On Sunday, a Russian Tu-154 aircraft set for Syria crashed in the Black Sea near Sochi coast with all 92 people aboard, including 64 members of Alexandrov Ensemble, the official choir of the Russian armed forces, being killed in the crash.
"They were accepted as great artists. And the fact that they worn uniform… nobody was ever paying attention to this. Alexandrov choir united everyone and everything, they carried in the first place the great Russian culture. They did not carry any policy, they carried an art, it is the most important, and they were and are loved for it," Skulski, who organized more than 200 concerts of the famous Russian army choir in Poland in the last 13 years, claimed.
He said that over half a million of spectators had visited the Alexandrov Ensemble's concerts in Poland during more than a decade with some people coming to their performances a dozen times in a row.
"This tragedy has been on everybody's lips all over Poland, this tragedy has touched the Poles. In Poland, there is no such a person who would not know what a chorus of Alexandrov is. Even a rustic person knows who they are. After this tragedy, can you accept it just as a routine information?! No!" Skuski, who has developed personal and friendly relations with many member of the choir, asserted.
He added that the day the sad news came he had received almost hundred telephone calls from Poles asking him what happened to Russian artists and expressing their sympathy.
The Alexandrov Ensemble repeatedly visited Poland in communist times, but after the fall of communism there was a long break in their concerts with one small exception when some 50 members of the choir — in contrast to usual number of 120-130 artists — gave a short performance in Poland, without the participation of the ballet dancers.
The Academic Ensemble of Song and Dance of the Russian Army named after A.V. Aleksandrov, Russia’s biggest military and folk music ensemble, known worldwide as Red Army Choir, was created in 1928. It is often perceived as a vivid symbol of Soviet era and Russia's current supposed militarism thus reception of its artists in some countries is not always very warm.

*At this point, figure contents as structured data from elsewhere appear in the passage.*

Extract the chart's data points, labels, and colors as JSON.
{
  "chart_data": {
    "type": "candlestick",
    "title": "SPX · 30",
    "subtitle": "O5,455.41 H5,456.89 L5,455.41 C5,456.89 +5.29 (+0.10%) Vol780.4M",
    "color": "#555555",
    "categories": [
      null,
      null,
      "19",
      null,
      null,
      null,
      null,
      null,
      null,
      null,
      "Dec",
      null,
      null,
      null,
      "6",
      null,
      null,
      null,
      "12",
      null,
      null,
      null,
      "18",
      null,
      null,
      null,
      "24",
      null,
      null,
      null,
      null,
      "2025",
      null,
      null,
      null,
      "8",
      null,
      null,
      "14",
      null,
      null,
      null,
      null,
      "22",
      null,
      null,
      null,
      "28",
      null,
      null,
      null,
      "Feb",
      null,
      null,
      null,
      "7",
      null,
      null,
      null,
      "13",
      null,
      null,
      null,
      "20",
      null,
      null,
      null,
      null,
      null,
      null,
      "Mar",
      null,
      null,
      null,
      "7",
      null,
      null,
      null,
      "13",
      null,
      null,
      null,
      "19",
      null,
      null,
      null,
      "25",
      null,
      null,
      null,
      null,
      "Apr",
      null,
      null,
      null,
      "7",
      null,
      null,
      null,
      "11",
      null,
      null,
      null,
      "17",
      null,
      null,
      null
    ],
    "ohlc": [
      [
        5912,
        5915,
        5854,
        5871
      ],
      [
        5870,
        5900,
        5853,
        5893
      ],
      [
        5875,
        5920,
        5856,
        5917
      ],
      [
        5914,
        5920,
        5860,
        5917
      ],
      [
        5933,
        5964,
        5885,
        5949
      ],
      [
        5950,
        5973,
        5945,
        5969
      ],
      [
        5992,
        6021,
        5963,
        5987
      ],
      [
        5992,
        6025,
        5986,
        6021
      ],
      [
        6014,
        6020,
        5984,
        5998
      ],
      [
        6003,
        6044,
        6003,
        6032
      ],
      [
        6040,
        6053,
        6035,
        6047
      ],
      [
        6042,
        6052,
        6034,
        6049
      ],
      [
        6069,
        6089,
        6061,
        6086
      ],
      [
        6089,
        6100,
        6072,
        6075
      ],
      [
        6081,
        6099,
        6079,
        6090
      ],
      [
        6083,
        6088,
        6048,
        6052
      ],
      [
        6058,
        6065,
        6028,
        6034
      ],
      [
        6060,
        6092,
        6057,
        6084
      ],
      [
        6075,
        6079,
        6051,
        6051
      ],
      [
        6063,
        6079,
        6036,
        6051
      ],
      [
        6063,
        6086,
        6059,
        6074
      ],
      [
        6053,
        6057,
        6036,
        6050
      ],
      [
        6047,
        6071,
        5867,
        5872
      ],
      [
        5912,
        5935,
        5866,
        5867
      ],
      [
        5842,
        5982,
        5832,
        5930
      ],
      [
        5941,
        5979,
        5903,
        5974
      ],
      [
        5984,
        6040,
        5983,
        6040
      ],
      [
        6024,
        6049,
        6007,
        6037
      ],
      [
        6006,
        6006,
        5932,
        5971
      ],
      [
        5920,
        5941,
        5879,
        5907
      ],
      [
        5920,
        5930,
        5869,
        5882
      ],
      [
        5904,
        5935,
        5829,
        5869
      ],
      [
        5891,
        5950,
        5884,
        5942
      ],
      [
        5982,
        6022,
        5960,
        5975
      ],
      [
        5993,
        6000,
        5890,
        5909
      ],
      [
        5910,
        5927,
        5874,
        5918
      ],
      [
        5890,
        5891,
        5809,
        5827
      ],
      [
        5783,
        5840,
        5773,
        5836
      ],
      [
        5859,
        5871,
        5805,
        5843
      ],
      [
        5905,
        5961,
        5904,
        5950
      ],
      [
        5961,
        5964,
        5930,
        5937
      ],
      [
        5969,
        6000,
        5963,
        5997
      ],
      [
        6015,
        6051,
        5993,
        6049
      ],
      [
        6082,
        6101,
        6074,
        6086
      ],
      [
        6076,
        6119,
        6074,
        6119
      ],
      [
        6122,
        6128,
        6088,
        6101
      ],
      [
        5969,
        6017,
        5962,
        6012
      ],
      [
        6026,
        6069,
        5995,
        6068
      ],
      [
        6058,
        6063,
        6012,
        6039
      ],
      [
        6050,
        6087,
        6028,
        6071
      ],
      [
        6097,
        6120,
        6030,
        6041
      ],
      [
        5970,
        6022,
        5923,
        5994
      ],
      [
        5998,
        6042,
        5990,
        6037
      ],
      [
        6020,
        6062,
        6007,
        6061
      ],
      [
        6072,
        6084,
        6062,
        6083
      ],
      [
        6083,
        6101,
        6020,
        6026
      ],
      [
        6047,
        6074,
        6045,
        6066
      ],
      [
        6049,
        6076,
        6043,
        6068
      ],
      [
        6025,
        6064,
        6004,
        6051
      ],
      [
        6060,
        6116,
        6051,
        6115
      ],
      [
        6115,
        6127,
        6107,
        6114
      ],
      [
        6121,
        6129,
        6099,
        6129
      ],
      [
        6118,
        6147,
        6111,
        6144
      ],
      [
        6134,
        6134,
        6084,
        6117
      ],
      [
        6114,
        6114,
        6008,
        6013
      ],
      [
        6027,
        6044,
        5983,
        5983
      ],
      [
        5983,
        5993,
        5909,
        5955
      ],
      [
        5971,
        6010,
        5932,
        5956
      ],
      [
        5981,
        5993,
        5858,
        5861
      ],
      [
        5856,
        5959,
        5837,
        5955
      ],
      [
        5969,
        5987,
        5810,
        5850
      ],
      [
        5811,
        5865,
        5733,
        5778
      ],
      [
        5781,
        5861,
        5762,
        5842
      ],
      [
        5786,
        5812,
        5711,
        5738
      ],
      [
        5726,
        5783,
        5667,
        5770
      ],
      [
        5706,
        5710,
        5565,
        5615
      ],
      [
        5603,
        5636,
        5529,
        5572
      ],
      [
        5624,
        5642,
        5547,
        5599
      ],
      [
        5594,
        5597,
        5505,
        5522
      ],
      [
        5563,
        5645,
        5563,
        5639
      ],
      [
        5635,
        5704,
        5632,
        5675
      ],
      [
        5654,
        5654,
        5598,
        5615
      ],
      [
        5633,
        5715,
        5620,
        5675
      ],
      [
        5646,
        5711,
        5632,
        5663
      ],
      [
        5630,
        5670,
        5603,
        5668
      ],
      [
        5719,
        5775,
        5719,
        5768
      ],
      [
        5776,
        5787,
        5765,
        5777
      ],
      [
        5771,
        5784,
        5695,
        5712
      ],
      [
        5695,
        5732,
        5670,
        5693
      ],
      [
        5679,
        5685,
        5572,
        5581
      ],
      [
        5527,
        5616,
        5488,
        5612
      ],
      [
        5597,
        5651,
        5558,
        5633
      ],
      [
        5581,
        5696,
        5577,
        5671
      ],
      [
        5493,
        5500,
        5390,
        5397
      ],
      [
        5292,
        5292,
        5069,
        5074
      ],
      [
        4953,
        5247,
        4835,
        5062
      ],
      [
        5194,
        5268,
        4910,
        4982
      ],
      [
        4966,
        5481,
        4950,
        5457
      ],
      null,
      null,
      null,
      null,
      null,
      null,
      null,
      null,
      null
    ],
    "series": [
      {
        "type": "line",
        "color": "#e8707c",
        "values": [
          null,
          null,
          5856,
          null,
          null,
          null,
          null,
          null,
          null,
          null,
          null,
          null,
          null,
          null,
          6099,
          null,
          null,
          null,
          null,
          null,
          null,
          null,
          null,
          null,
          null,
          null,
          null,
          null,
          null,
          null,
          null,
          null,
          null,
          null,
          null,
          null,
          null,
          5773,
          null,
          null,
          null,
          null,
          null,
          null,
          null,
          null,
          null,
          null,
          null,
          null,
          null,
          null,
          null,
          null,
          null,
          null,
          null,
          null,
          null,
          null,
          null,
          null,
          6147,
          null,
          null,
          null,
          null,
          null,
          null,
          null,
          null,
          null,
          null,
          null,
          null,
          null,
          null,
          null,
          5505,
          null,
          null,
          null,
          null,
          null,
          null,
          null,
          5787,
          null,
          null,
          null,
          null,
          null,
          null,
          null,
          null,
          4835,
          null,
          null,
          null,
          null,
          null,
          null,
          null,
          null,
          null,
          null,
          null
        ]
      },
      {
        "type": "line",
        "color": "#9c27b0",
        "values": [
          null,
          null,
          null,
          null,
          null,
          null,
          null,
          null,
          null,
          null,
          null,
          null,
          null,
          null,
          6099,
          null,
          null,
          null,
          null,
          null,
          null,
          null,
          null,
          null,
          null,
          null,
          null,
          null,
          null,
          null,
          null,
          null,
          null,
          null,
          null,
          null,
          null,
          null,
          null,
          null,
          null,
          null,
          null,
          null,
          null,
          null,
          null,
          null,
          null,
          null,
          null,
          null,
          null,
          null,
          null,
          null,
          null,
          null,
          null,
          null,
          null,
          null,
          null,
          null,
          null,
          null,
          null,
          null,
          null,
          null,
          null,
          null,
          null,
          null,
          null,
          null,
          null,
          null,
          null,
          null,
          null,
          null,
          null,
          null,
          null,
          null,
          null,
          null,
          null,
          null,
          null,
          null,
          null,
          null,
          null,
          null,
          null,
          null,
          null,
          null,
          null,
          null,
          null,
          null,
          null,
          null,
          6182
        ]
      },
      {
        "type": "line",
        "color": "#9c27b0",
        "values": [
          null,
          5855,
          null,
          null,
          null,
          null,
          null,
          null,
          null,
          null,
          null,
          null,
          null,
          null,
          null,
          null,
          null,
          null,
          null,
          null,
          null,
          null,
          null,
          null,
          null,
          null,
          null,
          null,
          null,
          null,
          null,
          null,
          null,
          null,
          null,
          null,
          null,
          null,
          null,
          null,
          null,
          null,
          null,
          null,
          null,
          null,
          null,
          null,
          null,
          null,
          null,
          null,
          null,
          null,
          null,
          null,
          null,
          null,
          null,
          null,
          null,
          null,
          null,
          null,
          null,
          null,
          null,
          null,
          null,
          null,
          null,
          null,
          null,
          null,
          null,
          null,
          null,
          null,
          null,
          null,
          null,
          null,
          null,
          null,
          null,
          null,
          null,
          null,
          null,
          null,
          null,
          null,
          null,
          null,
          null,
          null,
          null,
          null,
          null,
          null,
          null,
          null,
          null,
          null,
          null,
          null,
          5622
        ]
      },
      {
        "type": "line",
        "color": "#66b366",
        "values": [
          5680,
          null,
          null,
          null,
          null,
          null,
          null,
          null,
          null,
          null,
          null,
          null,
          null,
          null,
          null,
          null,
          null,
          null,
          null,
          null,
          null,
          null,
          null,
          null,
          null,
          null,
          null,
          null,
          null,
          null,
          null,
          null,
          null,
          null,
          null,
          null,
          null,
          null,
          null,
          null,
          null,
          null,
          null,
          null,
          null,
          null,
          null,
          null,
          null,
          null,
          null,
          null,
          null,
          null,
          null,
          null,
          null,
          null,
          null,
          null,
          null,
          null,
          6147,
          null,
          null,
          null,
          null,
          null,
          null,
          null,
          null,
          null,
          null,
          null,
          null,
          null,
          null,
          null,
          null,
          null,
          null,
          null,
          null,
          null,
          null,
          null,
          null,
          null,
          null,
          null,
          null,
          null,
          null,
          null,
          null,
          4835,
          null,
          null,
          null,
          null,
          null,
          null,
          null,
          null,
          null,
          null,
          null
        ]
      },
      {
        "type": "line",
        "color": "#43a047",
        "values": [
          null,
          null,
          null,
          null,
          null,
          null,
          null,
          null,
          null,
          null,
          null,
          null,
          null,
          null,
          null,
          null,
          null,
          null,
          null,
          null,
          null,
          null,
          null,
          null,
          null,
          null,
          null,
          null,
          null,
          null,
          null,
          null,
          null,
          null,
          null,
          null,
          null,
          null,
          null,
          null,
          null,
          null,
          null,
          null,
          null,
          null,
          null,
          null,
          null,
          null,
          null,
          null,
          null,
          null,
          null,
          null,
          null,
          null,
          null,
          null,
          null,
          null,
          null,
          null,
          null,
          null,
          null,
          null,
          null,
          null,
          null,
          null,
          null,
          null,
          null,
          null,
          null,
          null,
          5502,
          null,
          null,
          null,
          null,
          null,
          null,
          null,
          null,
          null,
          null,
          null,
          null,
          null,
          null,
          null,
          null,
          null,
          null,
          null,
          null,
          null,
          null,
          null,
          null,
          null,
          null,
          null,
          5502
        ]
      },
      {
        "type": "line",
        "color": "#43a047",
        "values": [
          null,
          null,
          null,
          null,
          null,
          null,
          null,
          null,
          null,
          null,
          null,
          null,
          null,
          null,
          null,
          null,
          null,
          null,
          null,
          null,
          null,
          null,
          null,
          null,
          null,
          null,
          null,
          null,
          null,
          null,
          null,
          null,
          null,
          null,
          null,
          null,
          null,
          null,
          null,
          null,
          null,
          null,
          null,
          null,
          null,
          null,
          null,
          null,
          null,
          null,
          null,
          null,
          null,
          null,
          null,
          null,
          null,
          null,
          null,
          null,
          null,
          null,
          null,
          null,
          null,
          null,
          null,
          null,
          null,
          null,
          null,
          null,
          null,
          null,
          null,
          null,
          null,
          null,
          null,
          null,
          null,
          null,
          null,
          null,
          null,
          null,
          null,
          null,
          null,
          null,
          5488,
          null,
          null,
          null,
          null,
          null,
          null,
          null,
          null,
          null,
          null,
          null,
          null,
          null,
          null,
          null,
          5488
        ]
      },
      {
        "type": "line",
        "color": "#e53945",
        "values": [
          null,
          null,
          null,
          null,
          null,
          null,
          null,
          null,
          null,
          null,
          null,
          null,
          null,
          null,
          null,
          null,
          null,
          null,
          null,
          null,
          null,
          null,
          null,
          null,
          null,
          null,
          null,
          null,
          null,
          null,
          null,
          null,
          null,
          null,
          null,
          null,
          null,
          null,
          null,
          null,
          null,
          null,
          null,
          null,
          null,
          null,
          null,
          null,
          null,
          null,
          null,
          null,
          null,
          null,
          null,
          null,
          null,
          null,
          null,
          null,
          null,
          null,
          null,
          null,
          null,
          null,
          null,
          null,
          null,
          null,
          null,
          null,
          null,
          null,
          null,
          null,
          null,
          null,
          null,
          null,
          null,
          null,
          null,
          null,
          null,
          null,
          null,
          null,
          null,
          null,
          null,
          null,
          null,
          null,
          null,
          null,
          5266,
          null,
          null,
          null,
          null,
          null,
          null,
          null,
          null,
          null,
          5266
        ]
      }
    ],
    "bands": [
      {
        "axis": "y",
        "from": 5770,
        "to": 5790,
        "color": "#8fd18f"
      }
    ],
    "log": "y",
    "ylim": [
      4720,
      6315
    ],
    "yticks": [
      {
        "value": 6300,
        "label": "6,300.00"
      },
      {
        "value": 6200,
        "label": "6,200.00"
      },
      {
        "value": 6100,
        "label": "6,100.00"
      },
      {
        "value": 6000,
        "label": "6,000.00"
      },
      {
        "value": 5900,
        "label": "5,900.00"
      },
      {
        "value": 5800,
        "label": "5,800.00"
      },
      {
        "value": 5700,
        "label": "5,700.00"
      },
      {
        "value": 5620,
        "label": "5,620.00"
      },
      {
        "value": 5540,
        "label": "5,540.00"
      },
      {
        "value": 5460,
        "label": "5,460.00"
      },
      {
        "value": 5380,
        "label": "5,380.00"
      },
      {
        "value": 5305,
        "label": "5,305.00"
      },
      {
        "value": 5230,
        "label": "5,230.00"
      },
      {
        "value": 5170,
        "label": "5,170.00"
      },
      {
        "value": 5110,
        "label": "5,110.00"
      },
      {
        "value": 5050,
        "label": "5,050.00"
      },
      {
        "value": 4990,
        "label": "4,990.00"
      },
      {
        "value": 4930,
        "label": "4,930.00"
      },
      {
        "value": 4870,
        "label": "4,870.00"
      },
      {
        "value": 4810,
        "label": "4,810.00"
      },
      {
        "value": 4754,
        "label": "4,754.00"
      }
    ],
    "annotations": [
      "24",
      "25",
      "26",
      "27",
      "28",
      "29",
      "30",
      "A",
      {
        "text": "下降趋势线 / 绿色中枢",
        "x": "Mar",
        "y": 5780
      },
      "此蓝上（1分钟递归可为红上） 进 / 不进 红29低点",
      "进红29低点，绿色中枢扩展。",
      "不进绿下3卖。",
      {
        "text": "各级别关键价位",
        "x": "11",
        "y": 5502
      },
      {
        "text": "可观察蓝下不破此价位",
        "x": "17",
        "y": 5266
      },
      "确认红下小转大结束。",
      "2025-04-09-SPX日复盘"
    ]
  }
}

"When after many years of break they came [to Poland] for the first time in 2003, I saw them coming out of the airplane with eyes set on the floor, and I couldn't help thinking what was wrong with them. It turned out that they were put into a fright before departure — they were told not to leave the stage even if the Poles would throw eggs and tomatoes into them," the Polish impresario recalled with laughter.
"The concert in Washington was attended by over a hundred of the US senators. No such event saw such a number of senators before. One senator told me this himself, otherwise I wouldn't have known," Skulski stated.
Most known songs performed by the choir in Poland were "Kalinka," "Victory Day," "Smuglyanka" and "Rustling Weeping Willows" — a song of Polish partisans sang to the tune of Russian patriotic march "Farewell of Slavyanka." Some songs were sung in the Polish language, like "The Red Poppies on Monte Cassino," one of the best-known Polish military songs of World War II, or "Brunettes, Blondes," made famous to public by late Polish singer and artist Jan Kiepura.
"Whatever they sang from their repertoire, all the songs had a warm appeal and applause. What concrete song they sang wasn't the most important, it was rather their performance itself," Skulski said.
He argued that the choir that was planning to come to Poland again next year would surely be reborn "like a phoenix from the ashes," after the tragic death of its 64 members in the plane crash.
"It is not just the Russian tragedy, it is a tragedy for the whole world," he stressed.